Case history
Case history #1
A 50-year-old man presents to the emergency department with a 3-week history of increasing back pain. He also reports previous intravenous drug use. On examination, he has tenderness in the lumbar region, some paravertebral spasm, and a temperature of 102°F (39°C). Laboratory investigations show a white blood cell count of 16,000/microliter, elevated erythrocyte sedimentation rate (150 mm/hour), and elevated C-reactive protein (110 mg/L).
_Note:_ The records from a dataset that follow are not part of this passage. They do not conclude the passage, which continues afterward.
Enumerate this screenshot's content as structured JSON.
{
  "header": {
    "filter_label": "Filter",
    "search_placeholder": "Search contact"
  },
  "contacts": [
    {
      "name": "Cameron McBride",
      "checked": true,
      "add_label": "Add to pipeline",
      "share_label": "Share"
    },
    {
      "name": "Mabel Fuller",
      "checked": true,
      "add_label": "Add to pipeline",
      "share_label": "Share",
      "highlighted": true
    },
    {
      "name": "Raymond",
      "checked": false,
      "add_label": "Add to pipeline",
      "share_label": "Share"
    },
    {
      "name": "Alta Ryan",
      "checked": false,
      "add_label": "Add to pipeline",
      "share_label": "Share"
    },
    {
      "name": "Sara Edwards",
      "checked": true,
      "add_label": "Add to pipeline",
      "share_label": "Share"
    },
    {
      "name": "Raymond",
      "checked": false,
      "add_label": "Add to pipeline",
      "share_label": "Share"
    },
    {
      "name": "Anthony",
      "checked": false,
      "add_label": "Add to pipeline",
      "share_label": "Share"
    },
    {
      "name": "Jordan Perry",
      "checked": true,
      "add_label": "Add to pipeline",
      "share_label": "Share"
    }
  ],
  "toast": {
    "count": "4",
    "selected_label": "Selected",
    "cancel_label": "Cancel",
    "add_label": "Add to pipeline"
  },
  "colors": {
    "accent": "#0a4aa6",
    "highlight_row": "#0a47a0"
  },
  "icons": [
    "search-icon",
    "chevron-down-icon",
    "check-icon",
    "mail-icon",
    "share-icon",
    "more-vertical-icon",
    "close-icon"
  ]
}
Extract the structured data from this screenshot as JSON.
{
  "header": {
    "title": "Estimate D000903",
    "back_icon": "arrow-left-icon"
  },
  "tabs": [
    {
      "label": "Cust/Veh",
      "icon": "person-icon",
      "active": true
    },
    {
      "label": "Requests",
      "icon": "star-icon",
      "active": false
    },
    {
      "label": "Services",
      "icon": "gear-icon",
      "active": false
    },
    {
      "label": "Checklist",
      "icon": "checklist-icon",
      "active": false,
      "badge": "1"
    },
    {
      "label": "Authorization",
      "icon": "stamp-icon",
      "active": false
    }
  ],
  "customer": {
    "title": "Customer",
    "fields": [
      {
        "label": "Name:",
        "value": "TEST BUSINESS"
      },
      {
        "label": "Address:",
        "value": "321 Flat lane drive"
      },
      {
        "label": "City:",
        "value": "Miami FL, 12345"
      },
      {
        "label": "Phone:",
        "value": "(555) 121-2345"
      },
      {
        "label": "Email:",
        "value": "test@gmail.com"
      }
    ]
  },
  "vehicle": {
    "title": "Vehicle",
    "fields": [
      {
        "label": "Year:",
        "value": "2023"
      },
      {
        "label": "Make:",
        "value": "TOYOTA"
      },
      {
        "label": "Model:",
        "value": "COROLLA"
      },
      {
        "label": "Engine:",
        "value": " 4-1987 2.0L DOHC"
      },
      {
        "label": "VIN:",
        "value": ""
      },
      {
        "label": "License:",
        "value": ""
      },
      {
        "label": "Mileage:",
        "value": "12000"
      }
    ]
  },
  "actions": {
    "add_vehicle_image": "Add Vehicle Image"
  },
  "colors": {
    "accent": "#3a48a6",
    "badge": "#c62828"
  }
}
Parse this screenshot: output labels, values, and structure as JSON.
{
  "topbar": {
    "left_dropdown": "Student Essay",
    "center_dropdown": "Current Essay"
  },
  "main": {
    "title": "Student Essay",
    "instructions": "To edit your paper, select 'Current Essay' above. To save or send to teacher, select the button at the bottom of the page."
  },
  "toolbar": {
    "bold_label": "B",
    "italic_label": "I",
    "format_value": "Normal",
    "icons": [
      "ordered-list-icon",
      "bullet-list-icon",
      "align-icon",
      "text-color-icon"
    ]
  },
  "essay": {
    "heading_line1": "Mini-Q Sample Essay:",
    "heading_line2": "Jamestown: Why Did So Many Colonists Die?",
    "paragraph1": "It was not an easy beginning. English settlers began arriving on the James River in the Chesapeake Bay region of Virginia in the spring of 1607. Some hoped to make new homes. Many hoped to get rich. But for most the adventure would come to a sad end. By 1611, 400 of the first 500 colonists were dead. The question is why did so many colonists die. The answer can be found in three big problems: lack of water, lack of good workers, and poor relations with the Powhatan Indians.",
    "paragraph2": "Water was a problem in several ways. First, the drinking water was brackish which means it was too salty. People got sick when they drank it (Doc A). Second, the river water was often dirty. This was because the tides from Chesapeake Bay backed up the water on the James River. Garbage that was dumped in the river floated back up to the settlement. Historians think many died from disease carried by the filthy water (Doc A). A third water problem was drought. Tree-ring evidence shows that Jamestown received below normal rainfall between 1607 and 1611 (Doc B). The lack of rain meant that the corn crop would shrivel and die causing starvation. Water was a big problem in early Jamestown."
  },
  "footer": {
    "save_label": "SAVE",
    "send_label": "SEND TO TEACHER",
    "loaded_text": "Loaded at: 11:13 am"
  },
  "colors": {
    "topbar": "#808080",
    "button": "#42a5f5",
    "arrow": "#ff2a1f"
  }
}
Plain spinal x-rays are unremarkable. Computed tomography of the lumbar spine suggests discitis at the fourth lumbar interspace, and magnetic resonance imaging (MRI) reveals an enhancing epidural mass at L3 to L5.
Case history #2
A 40-year-old woman with HIV infection presents to the emergency department with a 5-day history of weakness in the lower extremities. On examination she is afebrile. Laboratory investigations and spinal x-rays are unremarkable. MRI shows an enhancing epidural process from T10 to L5.
Other presentations
In patients with spinal epidural abscess (SEA), pain can be chronic, with referred pain to the abdomen or chest cavity, especially when the infection starts in a paravertebral site. Other presentations include apparent vascular or neurogenic claudication and fever with no obvious cause. Some patients present after spinal trauma or spinal surgery. SEA may develop after spinal anesthesia, and this presentation is increasing in industrialized nations.[4][5]